ESP Surge Protectors

I’ve used these for years whenever I find them on the surplus market. These are really good surge protectors. They often have a label saying not to remove them — they are usually deployed on installation of fancy leased office copy/scan/print/fax machines costing kilobucks and are required as part of the service agreement.


The green LED on this one is just a power on light. Note that some units have a safety relay inside and will not power on unless a good ground is present. They’re idiot proof. You’ll see momentarily why the ground is very important.


All of them can be opened without damage. On this one you pry from the back and carefully release locking tabs.


That… Uhh… That’s a static sensitive warning. I’m guessing that was some engineer’s joke as there are no static sensitive parts in this unit at all.


Here’s the good part. Surge protection on the inlet – line and neutral first meet these MOVs and gas tubes. Now this unit is kinda interesting in that it’s wired like this:

Line in —-{two MOVs in parallel}—[gas tube]—ground—[gas tube]—neutral

Normally I see the gas tubes and MOVs in parallel.

Not gonna question it; it works.

Now those are just the castle gates. There are more defenses beyond…

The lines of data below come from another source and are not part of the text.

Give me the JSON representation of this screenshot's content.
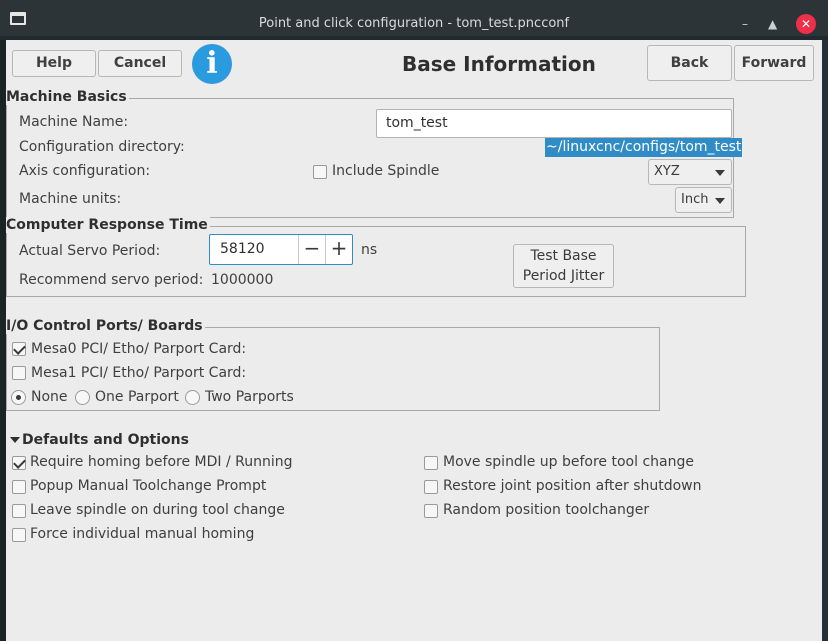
{
  "window": {
    "title": "Point and click configuration - tom_test.pncconf",
    "minimize_glyph": "–",
    "maximize_glyph": "▲",
    "close_glyph": "✕"
  },
  "toolbar": {
    "help_label": "Help",
    "cancel_label": "Cancel",
    "back_label": "Back",
    "forward_label": "Forward",
    "info_glyph": "i"
  },
  "page_title": "Base Information",
  "machine_basics": {
    "title": "Machine Basics",
    "name_label": "Machine Name:",
    "name_value": "tom_test",
    "config_dir_label": "Configuration directory:",
    "config_dir_value": "~/linuxcnc/configs/tom_test",
    "axis_label": "Axis configuration:",
    "include_spindle_label": "Include Spindle",
    "include_spindle_checked": false,
    "axis_value": "XYZ",
    "units_label": "Machine units:",
    "units_value": "Inch"
  },
  "response_time": {
    "title": "Computer Response Time",
    "servo_label": "Actual Servo Period:",
    "servo_value": "58120",
    "minus_glyph": "−",
    "plus_glyph": "+",
    "servo_unit": "ns",
    "recommend_label": "Recommend servo period:",
    "recommend_value": "1000000",
    "test_button_line1": "Test Base",
    "test_button_line2": "Period Jitter"
  },
  "io_ports": {
    "title": "I/O Control Ports/ Boards",
    "mesa0_label": "Mesa0 PCI/ Etho/ Parport Card:",
    "mesa0_checked": true,
    "mesa1_label": "Mesa1 PCI/ Etho/ Parport Card:",
    "mesa1_checked": false,
    "parport_options": [
      "None",
      "One Parport",
      "Two Parports"
    ],
    "parport_selected": "None"
  },
  "defaults": {
    "title": "Defaults and Options",
    "left_options": [
      {
        "label": "Require homing before MDI / Running",
        "checked": true
      },
      {
        "label": "Popup Manual Toolchange Prompt",
        "checked": false
      },
      {
        "label": "Leave spindle on during tool change",
        "checked": false
      },
      {
        "label": "Force individual manual homing",
        "checked": false
      }
    ],
    "right_options": [
      {
        "label": "Move spindle up before tool change",
        "checked": false
      },
      {
        "label": "Restore joint position after shutdown",
        "checked": false
      },
      {
        "label": "Random position toolchanger",
        "checked": false
      }
    ]
  }
}
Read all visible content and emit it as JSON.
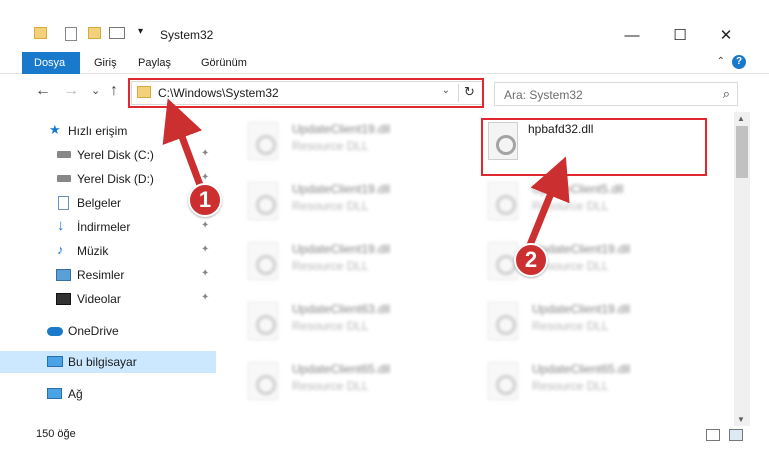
{
  "window": {
    "title": "System32",
    "minimize": "—",
    "maximize": "☐",
    "close": "✕"
  },
  "ribbon": {
    "tabs": [
      "Dosya",
      "Giriş",
      "Paylaş",
      "Görünüm"
    ],
    "help": "?",
    "collapse": "⌃"
  },
  "nav": {
    "back": "←",
    "forward": "→",
    "recent": "⌄",
    "up": "↑",
    "address": "C:\\Windows\\System32",
    "address_dropdown": "⌄",
    "refresh": "↻",
    "search_placeholder": "Ara: System32",
    "search_icon": "⌕"
  },
  "sidebar": {
    "items": [
      {
        "label": "Hızlı erişim",
        "icon": "star-icon",
        "pinned": false
      },
      {
        "label": "Yerel Disk (C:)",
        "icon": "drive-icon",
        "pinned": true
      },
      {
        "label": "Yerel Disk (D:)",
        "icon": "drive-icon",
        "pinned": true
      },
      {
        "label": "Belgeler",
        "icon": "documents-icon",
        "pinned": true
      },
      {
        "label": "İndirmeler",
        "icon": "download-icon",
        "pinned": true
      },
      {
        "label": "Müzik",
        "icon": "music-icon",
        "pinned": true
      },
      {
        "label": "Resimler",
        "icon": "pictures-icon",
        "pinned": true
      },
      {
        "label": "Videolar",
        "icon": "videos-icon",
        "pinned": true
      },
      {
        "label": "OneDrive",
        "icon": "cloud-icon",
        "pinned": false
      },
      {
        "label": "Bu bilgisayar",
        "icon": "computer-icon",
        "pinned": false
      },
      {
        "label": "Ağ",
        "icon": "network-icon",
        "pinned": false
      }
    ],
    "pin_glyph": "📌"
  },
  "files": {
    "left_column": [
      {
        "name": "UpdateClient19.dll",
        "type": "Resource DLL"
      },
      {
        "name": "UpdateClient19.dll",
        "type": "Resource DLL"
      },
      {
        "name": "UpdateClient19.dll",
        "type": "Resource DLL"
      },
      {
        "name": "UpdateClient63.dll",
        "type": "Resource DLL"
      },
      {
        "name": "UpdateClient65.dll",
        "type": "Resource DLL"
      }
    ],
    "right_column": [
      {
        "name": "hpbafd32.dll",
        "type": "",
        "highlighted": true
      },
      {
        "name": "UpdateClient5.dll",
        "type": "Resource DLL"
      },
      {
        "name": "UpdateClient19.dll",
        "type": "Resource DLL"
      },
      {
        "name": "UpdateClient19.dll",
        "type": "Resource DLL"
      },
      {
        "name": "UpdateClient65.dll",
        "type": "Resource DLL"
      }
    ]
  },
  "status": {
    "item_count": "150 öğe"
  },
  "callouts": {
    "one": "1",
    "two": "2"
  },
  "colors": {
    "accent": "#1979ca",
    "highlight": "#e0282e",
    "callout": "#cc2f2f",
    "selected": "#cce8ff"
  }
}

L network filters in line and neutral. Each must flow through an inductor on its way to the equipment. Once it passes the inductor which will resist the passage of both high frequency gibberish and spikes with fast rise times, a capacitor damps out the high frequency components. If you’re curious as to how this works, go deeper down the rabbit hole and research basic filter design. It starts to get quite fascinating.

One cap goes from line to neutral, two go between L/G and N/G. One resistor up before the inductors will bleed residual charge off these upon unplugging for safety.

This is a feature not present in most AC powered smoke alarms. Don’t touch their pins after disconnecting them. They bite.


Additional MOVs are provided here and are behind 2 amp pico fuses. Not sure why the fuses are used, but for a surge to hit these, it would have had to get through the primary defenses.


Telco protection stage; this uses poly switch fuses for current limiting (self resetting) and MOVs to limit voltage.


The MOVs can even be replaced if they pop.
Cool, right? I’ve never had any gear get damaged plugged into one of these. They Just Work.